The Spanish arrived in these lands under the command of Captain Sancho de Medrano. To fulfill the work of evangelization of the original peoples, a small chapel dedicated to San José was built with branches and mud, which was replaced by a small temple, in the 1760s, which today houses the image of Our Lady of La Paz. Every January 24 the religious festival is held, with a novena and procession around the Plaza de la Villa Antigua.

At the beginning of the 18th century, there was a large traffic of Mendoza carts that went to the coast with regional products. The route was so long that an important stop on the way was the Postas del Desaguadero and San José de Corocorto. For this reason, Commander Amigorena, under the government of Rafael de Sobremonte, founded on December 24, 1791, the town that he called San José de Corocorto, today Villa Antigua.

On August 4, 1850, Governor Alejo Mallea renamed the town of Corocorto as La Paz and assigned a territory of more than 14,000 km2, so that to the north it also included what is now part of the Lavalle department. Governor Mallea expropriated the land of Villa San José de Corocorto, ordered the seat of the authorities to be moved to Villa Nueva, and gave both Villa Nueva and the new municipality the name of La Paz. The provincial constitution promulgated on November 18, 1855, divided the territory of the province into four departments: San Vicente (current Godoy Cruz), San Carlos, San Martín and La Paz.

On October 12, 1936, as part of the Tourism Promotion Plan, the Desaguadero Arch was inaugurated by the government of Ricardo Videla. Since then it has been the main gateway to the province from San Luis through National Route 7.

cultural references

Throughout its history, this department in eastern Mendoza saw the birth within its territory of different cultural references that knew how to leave their mark and transcend the borders of La Paz. Among the most prominent we can mention:

Felix Dardo Palorma: Known as the "Compadre de Cuyo", he was an Argentine singer, musician and composer, originally from the Province of Mendoza. He is the author of iconic pieces of folklore from Cuyo such as "Pongale por las hileras", "La Refranera", "La Cumbreña", etc.

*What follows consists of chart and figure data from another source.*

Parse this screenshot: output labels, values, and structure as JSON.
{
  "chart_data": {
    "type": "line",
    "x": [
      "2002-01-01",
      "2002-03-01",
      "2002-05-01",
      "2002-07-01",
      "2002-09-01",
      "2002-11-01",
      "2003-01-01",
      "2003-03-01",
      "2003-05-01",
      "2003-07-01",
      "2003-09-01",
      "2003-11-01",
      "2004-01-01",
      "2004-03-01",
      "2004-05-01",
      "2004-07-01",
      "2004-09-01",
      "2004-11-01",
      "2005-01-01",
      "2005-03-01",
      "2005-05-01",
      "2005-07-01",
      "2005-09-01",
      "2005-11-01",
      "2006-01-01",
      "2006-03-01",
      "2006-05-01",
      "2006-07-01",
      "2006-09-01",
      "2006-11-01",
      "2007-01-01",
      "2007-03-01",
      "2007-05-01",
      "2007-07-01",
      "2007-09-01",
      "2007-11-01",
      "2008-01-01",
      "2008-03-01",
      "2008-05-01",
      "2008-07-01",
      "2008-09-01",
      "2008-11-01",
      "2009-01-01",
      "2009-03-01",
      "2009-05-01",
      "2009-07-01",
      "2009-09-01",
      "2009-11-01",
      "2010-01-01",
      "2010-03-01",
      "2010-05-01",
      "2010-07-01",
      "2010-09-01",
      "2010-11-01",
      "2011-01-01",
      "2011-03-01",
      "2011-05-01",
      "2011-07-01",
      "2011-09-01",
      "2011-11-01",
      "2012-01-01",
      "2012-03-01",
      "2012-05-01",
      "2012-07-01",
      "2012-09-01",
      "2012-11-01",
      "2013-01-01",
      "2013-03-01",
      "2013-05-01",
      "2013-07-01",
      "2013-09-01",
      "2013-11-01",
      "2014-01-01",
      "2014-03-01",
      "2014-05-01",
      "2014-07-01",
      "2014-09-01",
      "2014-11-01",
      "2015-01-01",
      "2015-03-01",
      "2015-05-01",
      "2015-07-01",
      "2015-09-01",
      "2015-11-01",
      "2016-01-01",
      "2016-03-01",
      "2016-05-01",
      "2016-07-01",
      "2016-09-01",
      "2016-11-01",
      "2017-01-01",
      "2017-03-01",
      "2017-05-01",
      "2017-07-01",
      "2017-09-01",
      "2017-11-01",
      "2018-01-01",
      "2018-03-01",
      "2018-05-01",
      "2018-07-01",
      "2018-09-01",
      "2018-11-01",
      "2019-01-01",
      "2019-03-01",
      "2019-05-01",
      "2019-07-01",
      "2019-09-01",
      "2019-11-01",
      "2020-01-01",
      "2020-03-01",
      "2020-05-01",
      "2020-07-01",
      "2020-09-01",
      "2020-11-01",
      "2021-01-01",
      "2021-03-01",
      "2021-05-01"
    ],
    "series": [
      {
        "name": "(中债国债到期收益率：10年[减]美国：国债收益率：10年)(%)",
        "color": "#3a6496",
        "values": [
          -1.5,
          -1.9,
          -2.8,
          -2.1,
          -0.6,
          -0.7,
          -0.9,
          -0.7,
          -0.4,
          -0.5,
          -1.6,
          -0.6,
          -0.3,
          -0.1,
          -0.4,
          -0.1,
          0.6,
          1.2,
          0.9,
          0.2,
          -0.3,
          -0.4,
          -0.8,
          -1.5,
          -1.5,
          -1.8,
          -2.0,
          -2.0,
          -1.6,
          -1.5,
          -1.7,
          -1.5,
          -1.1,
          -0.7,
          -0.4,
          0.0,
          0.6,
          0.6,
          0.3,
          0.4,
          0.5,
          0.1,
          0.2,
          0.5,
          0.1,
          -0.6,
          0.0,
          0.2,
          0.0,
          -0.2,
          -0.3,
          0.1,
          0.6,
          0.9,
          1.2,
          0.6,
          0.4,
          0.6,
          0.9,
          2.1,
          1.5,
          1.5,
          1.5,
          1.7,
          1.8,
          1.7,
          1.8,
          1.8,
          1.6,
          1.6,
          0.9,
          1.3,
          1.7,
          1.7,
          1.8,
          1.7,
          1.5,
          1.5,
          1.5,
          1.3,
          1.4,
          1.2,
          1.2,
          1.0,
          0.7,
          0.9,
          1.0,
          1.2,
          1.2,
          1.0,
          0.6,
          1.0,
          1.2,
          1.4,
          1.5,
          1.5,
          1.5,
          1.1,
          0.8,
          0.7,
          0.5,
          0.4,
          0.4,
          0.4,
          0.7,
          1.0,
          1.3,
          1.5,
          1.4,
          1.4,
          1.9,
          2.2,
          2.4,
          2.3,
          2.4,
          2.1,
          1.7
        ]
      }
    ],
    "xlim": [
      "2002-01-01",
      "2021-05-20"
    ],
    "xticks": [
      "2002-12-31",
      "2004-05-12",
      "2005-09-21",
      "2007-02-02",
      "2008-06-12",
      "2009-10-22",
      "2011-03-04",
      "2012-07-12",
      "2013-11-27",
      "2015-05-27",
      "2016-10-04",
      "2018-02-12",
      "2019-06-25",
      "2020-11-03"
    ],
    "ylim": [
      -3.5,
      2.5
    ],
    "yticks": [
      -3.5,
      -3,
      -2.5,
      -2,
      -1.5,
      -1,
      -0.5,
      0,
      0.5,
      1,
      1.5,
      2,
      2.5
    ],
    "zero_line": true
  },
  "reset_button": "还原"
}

Gabino Coria Peñaloza: he was an Argentine poet and writer, famous for having composed the lyrics of famous tangos such as "Caminito" and "El Pañuelito". He was a lyricist for great Argentine tanco icons such as Carlos Gardel.

Enrique Dussel: is an internationally recognized academic, philosopher, historian and theologian for his work in the field of Ethics, Political Philosophy, Latin American Philosophy and in particular for being one of the founders of Liberation Philosophy, a current of thought of which he is the architect, having also been one of the initiators of Liberation Theology.

== Security ==
It will do so through the creation of a control and monitoring center for public and strategic places in the department. It is a monitoring center, made up of a system of surveillance domes with optical zoom capacity and fixed cameras, located in different strategic points of the department.